米粉大王
潭洲市有一条“米粉街”,生意十分红火,远近闻名,就连省府沙洲的官员都知道,这里的生意红火与这里有一位“米粉大王”有关,上过电视见过报。但好景不长,米粉大王竟无病自亡。
米粉大王的确死了,而且死得很蹊跷,又不是时候。说蹊跷,是因为昨天晚上米粉大王收拾完一天的行当,与七寡妇她们几个堂客们打麻将,一直打到鸡鸣头遍才回房睡觉。今天早上起来,米粉大王就一点气也没有了,僵直僵直地躺在竹床上,往日里油头滑脑的米粉大王竟变成了一根冰棍,人们才知道他真的没气了。说不是时候,是因为连续十几天的高温酷暑,说是什么“厄尔尼诺”现象,装有空调的人家都说受不了,人人都热得喘不过气来。米粉大王虽说是算腰缠万贯,可到底还是一个刚起步的个体户,没福享受这份高雅,几次跃跃欲试,却又几次否定了自己,所以米粉大王的睡房里仍是那台嗡嗡直叫的9寸“神仙牌”台扇和那一缸神鬼莫测的调料。如日中天的米粉大王竟死在这容易臭尸炸尸的三伏天,街坊邻里没有一个不为他婉惜的。

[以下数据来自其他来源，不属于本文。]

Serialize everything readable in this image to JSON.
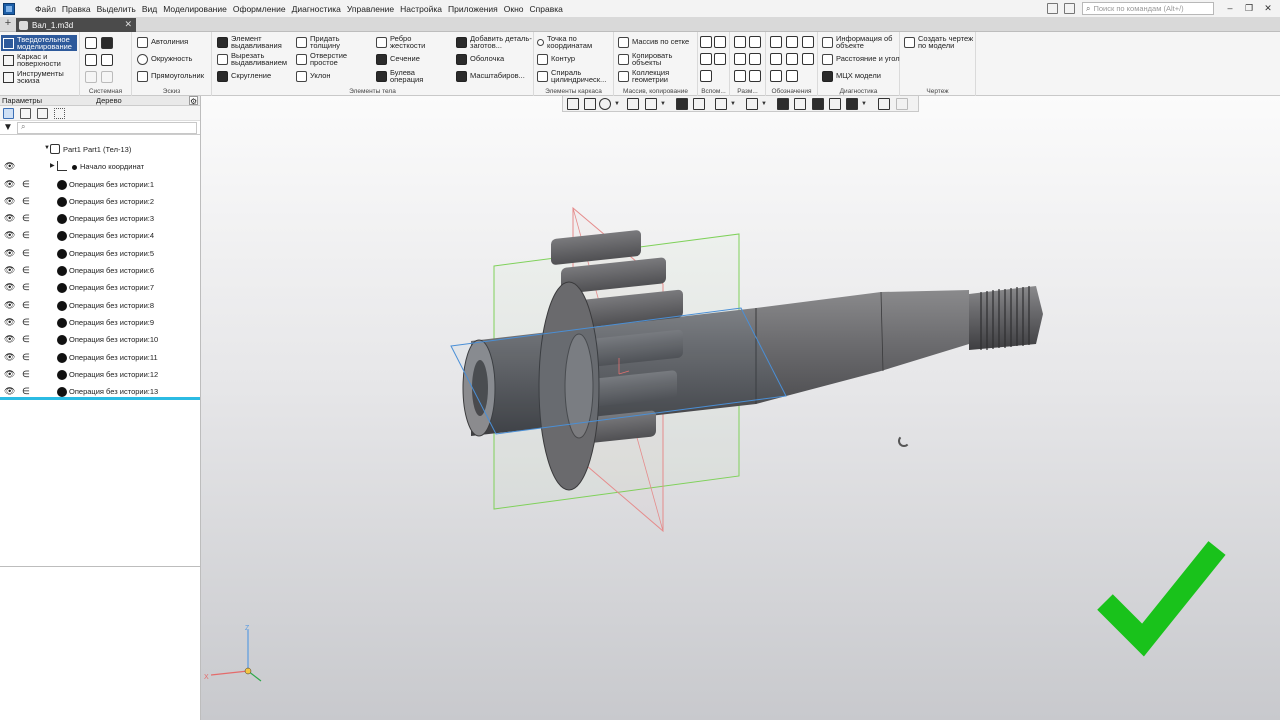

米粉大王年龄并不大,“文革”时出生,三十出头一点,年富力强,无论哪方面都是一条汉子。就说从他作坊里出来的米粉,根根晶莹剔透、韧性十足,而且搁上几天也不馊不坏,宛如庙里和尚那金刚不坏之体,有口皆碑。所以米粉大王的米粉总供不应求,还有不少人欲设法巴结米粉大王,一是想窃取他的“秘方”,二是托他的福,才能定点定向供应他的米粉。这些都是过来的话,并且越传越神,就连米粉大王的真名实姓也被人们遗忘了。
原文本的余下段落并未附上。